FIGURE 4. Epithelial and mucosal changes in otitis media. (A–D) Epithelial changes in P22 MecomJbo/+ bulla mucosa. (A) Normal single layer of ciliated epithelium in a healthy ear, (B) hyperplastic non-ciliated epithelium (C) hyperplastic ciliated epithelium, (D) epithelial vacuolar degeneration. (E–H) AB-PAS stained sections of an EdaTa bulla; (E) low power view of the bulla, (F–H) higher power images of selected sites shows goblet cells in the (F) mesotympanum, (G) promontory and (H) dorsal pole (arrowheads). (I,J) Mucosal and bone marrow plasmacytosis in a P90 EdaTa bulla. (K,L) Micropolyps and lymphoid follicle in P223 Fbxo11Jf/+ bullae. (L) Interface between ciliated and non-ciliated epithelium.
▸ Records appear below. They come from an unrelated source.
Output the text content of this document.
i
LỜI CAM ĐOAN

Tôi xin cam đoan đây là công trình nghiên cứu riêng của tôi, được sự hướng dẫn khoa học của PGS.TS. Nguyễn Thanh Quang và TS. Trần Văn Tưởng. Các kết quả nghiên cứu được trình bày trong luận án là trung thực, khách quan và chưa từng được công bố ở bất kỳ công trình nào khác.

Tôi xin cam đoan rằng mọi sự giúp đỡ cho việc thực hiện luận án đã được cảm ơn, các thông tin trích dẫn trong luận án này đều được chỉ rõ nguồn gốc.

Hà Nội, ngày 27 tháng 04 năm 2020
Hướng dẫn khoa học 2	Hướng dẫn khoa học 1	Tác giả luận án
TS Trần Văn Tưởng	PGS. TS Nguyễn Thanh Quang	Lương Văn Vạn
Scale Bars: (E) 1,000 μm; (F–L) 100 μm; (A–D) 50 µm.ce, ciliated epithelium; dp, dorsal pole; ex, exudate; gc, goblet cell; hce, hyperplastic ciliated epithelium; hnce, hyperplastic non-ciliated epithelium; lf, lymphoid follicle; mt, mesotympanum; pc, plasma cells; pr, promontory; v, vacuole.(M) Epithelial population changes in inflamed EdaTa bullae compared to normal FVB bullae assessed by the prevalence of ciliated, non-ciliated and goblet cells. Ciliated cells predominate in the dorsal pole region and the inflamed EdaTa bulla has a significantly greater prevalence of goblet cells than the healthy FVB bullae. The promontory is chiefly covered by non-ciliated cells in FVB bullae, but there is an increase in ciliated cells and goblet cells in the inflamed EdaTa bullae. The prevalence of non-ciliated, ciliated and goblet cells in the mesotympanum was comparable between EdaTa and FVB bullae. Cell counts were made in a pairs of P57 EdaTa and P79 FVB bullae. The numbers in the histogram bar are the total numbers of epithelial cells counted. Chi-square Test; NS, p > 0.05, ****p < 0.0001.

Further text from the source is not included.